[NEW YORK CITY.] CROOKE, Robert. Autograph survey map of Rutgers Farm, New York, 24 December 1728. 1 page, folio (12 x 15-3/4in.), pen and ink with watercolor. Repairs on verso. Tipped to card.
[NEW YORK CITY.] CROOKE, Robert. Autograph survey map of Rutgers Farm, New York, 24 December 1728. 1 page, folio (12 x 15-3/4in.), pen and ink with watercolor. Repairs on verso. Tipped to card.

Details
[NEW YORK CITY.] CROOKE, Robert. Autograph survey map of Rutgers Farm, New York, 24 December 1728. 1 page, folio (12 x 15-3/4in.), pen and ink with watercolor. Repairs on verso. Tipped to card.

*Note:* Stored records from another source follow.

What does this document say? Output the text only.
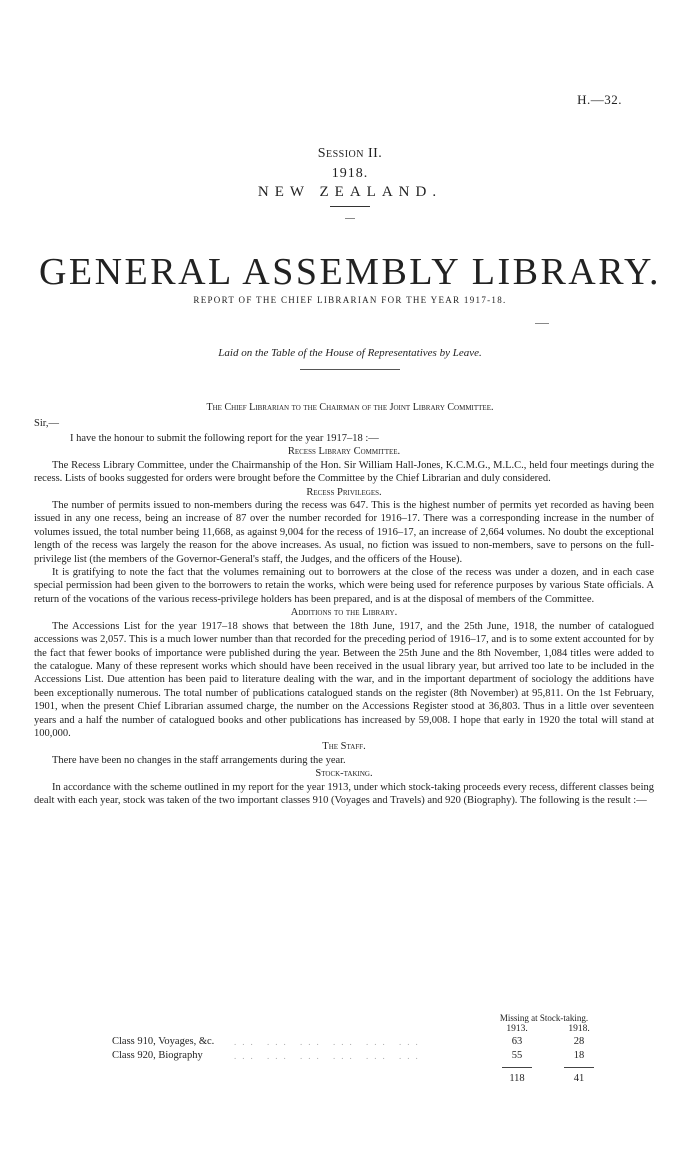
H.—32.
Session II.
1918.
NEW ZEALAND.
GENERAL ASSEMBLY LIBRARY.
REPORT OF THE CHIEF LIBRARIAN FOR THE YEAR 1917-18.
Laid on the Table of the House of Representatives by Leave.
The Chief Librarian to the Chairman of the Joint Library Committee.
Sir,—

I have the honour to submit the following report for the year 1917–18 :—

Recess Library Committee.

The Recess Library Committee, under the Chairmanship of the Hon. Sir William Hall-Jones, K.C.M.G., M.L.C., held four meetings during the recess. Lists of books suggested for orders were brought before the Committee by the Chief Librarian and duly considered.

Recess Privileges.

The number of permits issued to non-members during the recess was 647. This is the highest number of permits yet recorded as having been issued in any one recess, being an increase of 87 over the number recorded for 1916–17. There was a corresponding increase in the number of volumes issued, the total number being 11,668, as against 9,004 for the recess of 1916–17, an increase of 2,664 volumes. No doubt the exceptional length of the recess was largely the reason for the above increases. As usual, no fiction was issued to non-members, save to persons on the full-privilege list (the members of the Governor-General's staff, the Judges, and the officers of the House).

It is gratifying to note the fact that the volumes remaining out to borrowers at the close of the recess was under a dozen, and in each case special permission had been given to the borrowers to retain the works, which were being used for reference purposes by various State officials. A return of the vocations of the various recess-privilege holders has been prepared, and is at the disposal of members of the Committee.

Additions to the Library.

The Accessions List for the year 1917–18 shows that between the 18th June, 1917, and the 25th June, 1918, the number of catalogued accessions was 2,057. This is a much lower number than that recorded for the preceding period of 1916–17, and is to some extent accounted for by the fact that fewer books of importance were published during the year. Between the 25th June and the 8th November, 1,084 titles were added to the catalogue. Many of these represent works which should have been received in the usual library year, but arrived too late to be included in the Accessions List. Due attention has been paid to literature dealing with the war, and in the important department of sociology the additions have been exceptionally numerous. The total number of publications catalogued stands on the register (8th November) at 95,811. On the 1st February, 1901, when the present Chief Librarian assumed charge, the number on the Accessions Register stood at 36,803. Thus in a little over seventeen years and a half the number of catalogued books and other publications has increased by 59,008. I hope that early in 1920 the total will stand at 100,000.

The Staff.

There have been no changes in the staff arrangements during the year.

Stock-taking.

In accordance with the scheme outlined in my report for the year 1913, under which stock-taking proceeds every recess, different classes being dealt with each year, stock was taken of the two important classes 910 (Voyages and Travels) and 920 (Biography). The following is the result :—

Missing at Stock-taking.
1913.	1918.
Class 910, Voyages, &c. ... ... ... ... ... ...	63	28
Class 920, Biography	... ... ... ... ... ...	55	18
118	41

AN EARLY AND BELIEVED LOST SURVEY MAP OF MANHATTAN

An early and important survey map for lower Manhattan, showing one of the original Dutch West India Co. patents, “Bouwery No. 6.” This survey was completed in connection with the sale of that patent by Nielto Van Schayick (Schaik), the widow of Hendrick Cornelissen Van Schayick and others, to Hermanus Rutgers. This tract formed the core of what became the Rutgers Farm. I. N. Phelps Stokes, in his Iconography of Manhattan Island, discusses this 1738/9 transaction (3:612, and 6:134-137) and notes that the deed “recites a ‘Map by Robert Crooke near Fresh Water Hill,’ which has not been found.” This is that map. It contains a lengthy text description of the survey: ‘Surveyed and laid out a farm or piece of land on this island of New York near the fresh water for Nieltio Van Schayick…” The right side of the sheet is a crisply rendered plat map showing the East River, and the “Janesway Land” land running from “the Jews burying place” in the south, to the “spring” or fresh water meadows in the north. The structures depicted by Crooke, “the House” and “Barn” are “the original Rutgers Farm House,” described by Stokes, “on the east side of the Bouwery lane between the Collect and the Swamp, and a short distance north of the Jews’ Burying Ground.” This tract was incorporated into the Rutgers Farm by purchase in 1732. Stokes notes it ‘seems to have no early history ion the records. It is the only piece of land on the island of Manhattan that has not been traced back to a Dutch or English patent.”